R – Are you fluent in Unicode yet

asciiinternationalizationlanguage-agnosticunicode

Almost 5 years ago Joel Spolsky wrote this article, "The Absolute Minimum Every Software Developer Absolutely, Positively Must Know About Unicode and Character Sets (No Excuses!)".

Like many, I read it carefully, realizing it was high-time I got to grips with this "replacement for ASCII". Unfortunately, 5 years later I feel I have slipped back into a few bad habits in this area. Have you?

I don't write many specifically international applications, however I have helped build many ASP.NET internet facing websites, so I guess that's not an excuse.

So for my benefit (and I believe many others) can I get some input from people on the following:

  • How to "get over" ASCII once and for all
  • Fundamental guidance when working with Unicode.
  • Recommended (recent) books and websites on Unicode (for developers).
  • Current state of Unicode (5 years after Joels' article)
  • Future directions.

I must admit I have a .NET background and so would also be happy for information on Unicode in the .NET framework. Of course this shouldn't stop anyone with a differing background from commenting though.

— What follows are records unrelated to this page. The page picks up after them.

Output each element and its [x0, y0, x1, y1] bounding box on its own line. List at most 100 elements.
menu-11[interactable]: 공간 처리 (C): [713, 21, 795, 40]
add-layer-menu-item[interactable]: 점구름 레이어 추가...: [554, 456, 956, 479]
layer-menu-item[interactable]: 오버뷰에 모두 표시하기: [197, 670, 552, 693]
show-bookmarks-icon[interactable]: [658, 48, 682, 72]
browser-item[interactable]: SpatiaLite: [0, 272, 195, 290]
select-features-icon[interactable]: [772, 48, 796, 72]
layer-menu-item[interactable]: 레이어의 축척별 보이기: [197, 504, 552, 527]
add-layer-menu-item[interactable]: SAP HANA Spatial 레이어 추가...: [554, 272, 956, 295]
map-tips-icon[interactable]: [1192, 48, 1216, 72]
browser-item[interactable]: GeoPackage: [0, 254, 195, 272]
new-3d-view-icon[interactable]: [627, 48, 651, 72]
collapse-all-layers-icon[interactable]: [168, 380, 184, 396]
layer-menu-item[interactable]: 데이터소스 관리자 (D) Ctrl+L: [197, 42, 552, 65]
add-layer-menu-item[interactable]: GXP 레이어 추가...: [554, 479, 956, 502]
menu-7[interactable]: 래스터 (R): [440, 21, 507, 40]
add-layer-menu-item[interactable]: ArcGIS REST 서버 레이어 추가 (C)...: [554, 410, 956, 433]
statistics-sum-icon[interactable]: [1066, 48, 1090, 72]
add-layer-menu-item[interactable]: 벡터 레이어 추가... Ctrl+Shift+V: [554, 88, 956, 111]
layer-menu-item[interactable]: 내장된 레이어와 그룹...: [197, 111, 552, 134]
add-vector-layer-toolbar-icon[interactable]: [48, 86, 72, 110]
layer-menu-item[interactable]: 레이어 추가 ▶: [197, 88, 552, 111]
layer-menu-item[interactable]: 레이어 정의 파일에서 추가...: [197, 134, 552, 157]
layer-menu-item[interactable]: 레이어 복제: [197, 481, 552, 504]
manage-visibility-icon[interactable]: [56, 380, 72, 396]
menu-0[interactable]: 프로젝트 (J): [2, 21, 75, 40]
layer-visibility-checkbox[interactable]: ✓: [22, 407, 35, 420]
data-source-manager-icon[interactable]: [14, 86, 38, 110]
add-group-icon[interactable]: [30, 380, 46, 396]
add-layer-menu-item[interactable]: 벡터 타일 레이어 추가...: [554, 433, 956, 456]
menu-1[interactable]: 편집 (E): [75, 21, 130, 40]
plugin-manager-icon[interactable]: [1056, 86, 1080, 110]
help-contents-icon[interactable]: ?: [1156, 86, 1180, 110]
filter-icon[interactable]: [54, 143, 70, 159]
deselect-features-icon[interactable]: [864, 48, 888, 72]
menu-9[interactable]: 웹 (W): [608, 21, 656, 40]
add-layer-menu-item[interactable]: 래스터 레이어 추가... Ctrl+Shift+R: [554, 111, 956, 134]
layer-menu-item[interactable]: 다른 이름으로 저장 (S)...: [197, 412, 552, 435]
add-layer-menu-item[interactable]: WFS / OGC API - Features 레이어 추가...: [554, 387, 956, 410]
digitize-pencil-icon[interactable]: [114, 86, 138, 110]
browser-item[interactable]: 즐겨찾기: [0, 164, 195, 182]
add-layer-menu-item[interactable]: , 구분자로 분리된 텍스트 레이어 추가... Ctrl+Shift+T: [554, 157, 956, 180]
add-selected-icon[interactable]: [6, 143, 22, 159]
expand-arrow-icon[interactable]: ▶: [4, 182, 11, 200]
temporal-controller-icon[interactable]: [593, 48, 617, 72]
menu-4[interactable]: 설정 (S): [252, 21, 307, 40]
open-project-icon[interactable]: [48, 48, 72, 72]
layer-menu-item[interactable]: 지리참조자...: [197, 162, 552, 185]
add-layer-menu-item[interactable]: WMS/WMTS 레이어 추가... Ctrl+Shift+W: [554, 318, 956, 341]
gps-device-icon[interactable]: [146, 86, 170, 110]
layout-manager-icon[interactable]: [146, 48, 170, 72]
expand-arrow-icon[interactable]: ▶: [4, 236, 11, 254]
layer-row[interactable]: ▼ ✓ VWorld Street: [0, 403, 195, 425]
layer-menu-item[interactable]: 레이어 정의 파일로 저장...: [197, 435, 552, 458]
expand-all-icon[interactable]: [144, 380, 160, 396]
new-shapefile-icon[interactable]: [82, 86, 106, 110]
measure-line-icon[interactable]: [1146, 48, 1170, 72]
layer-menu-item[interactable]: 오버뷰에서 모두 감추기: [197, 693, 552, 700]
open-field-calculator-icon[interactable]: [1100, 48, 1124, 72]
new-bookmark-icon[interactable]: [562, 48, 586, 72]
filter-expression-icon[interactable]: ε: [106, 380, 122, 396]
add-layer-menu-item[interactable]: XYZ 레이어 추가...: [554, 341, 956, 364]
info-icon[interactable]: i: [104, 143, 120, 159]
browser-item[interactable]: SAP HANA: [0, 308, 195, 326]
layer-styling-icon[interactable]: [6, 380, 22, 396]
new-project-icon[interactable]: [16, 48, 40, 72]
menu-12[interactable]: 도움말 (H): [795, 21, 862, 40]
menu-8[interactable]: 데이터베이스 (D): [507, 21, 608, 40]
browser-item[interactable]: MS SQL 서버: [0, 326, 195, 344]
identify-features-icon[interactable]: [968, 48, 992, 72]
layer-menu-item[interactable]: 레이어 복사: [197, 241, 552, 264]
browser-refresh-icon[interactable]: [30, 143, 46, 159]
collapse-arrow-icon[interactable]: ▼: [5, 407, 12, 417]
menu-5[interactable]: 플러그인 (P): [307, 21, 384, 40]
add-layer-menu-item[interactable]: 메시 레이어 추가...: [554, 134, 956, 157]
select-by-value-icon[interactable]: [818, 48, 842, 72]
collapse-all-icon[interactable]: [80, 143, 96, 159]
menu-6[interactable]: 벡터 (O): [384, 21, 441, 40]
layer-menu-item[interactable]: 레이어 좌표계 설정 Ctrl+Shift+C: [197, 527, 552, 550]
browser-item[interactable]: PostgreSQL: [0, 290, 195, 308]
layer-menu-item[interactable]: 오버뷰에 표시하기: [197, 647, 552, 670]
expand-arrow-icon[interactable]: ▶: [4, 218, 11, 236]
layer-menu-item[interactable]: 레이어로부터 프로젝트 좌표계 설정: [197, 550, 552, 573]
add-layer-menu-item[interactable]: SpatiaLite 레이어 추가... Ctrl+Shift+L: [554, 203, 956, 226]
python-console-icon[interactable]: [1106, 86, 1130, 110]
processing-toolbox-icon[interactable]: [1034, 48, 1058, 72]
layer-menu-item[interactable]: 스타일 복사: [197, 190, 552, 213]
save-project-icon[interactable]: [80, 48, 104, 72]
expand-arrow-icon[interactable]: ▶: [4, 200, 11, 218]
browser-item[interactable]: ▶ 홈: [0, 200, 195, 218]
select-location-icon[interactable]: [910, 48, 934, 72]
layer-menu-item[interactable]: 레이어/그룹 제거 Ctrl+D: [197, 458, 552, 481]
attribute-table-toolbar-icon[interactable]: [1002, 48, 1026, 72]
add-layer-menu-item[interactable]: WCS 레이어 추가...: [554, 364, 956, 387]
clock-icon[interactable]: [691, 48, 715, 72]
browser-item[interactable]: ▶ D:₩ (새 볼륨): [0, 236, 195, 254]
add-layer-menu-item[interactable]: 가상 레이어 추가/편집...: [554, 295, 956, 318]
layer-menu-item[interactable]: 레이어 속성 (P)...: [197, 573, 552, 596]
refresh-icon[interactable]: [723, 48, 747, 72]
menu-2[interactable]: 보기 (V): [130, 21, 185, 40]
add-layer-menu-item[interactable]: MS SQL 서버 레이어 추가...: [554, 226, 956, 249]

Update: See this related question also asked on StackOverflow previously.

Best Answer

Since I read the Joel article and some other I18n articles I always kept a close eye to my character encoding; And it actually works if you do it consistantly. If you work in a company where it is standard to use UTF-8 and everybody knows this / does this it will work.

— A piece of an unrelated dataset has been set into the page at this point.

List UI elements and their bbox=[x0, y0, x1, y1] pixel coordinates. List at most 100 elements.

Here some interesting articles (besides Joel's article) on the subject:

A quote from the first article; Tips for using Unicode:

  • Embrace Unicode, don't fight it; it's probably the right thing to do, and if it weren't you'd probably have to anyhow.
  • Inside your software, store text as UTF-8 or UTF-16; that is to say, pick one of the two and stick with it.
  • Interchange data with the outside world using XML whenever possible; this makes a whole bunch of potential problems go away.
  • Try to make your application browser-based rather than write your own client; the browsers are getting really quite good at dealing with the texts of the world.
  • If you're using someone else's library code (and of course you are), assume its Unicode handling is broken until proved to be correct.
  • If you're doing search, try to hand the linguistic and character-handling problems off to someone who understands them.
  • Go off to Amazon or somewhere and buy the latest revision of the printed Unicode standard; it contains pretty well everything you need to know.
  • Spend some time poking around the Unicode web site and learning how the code charts work.
  • If you're going to have to do any serious work with Asian languages, go buy the O'Reilly book on the subject by Ken Lunde.
  • If you have a Macintosh, run out and grab Lord Pixel's Unicode Font Inspection tool. Totally cool.
  • If you're really going to have to get down and dirty with the data, go attend one of the twice-a-year Unicode conferences. All the experts go and if you don't know what you need to know, you'll be able to find someone there who knows.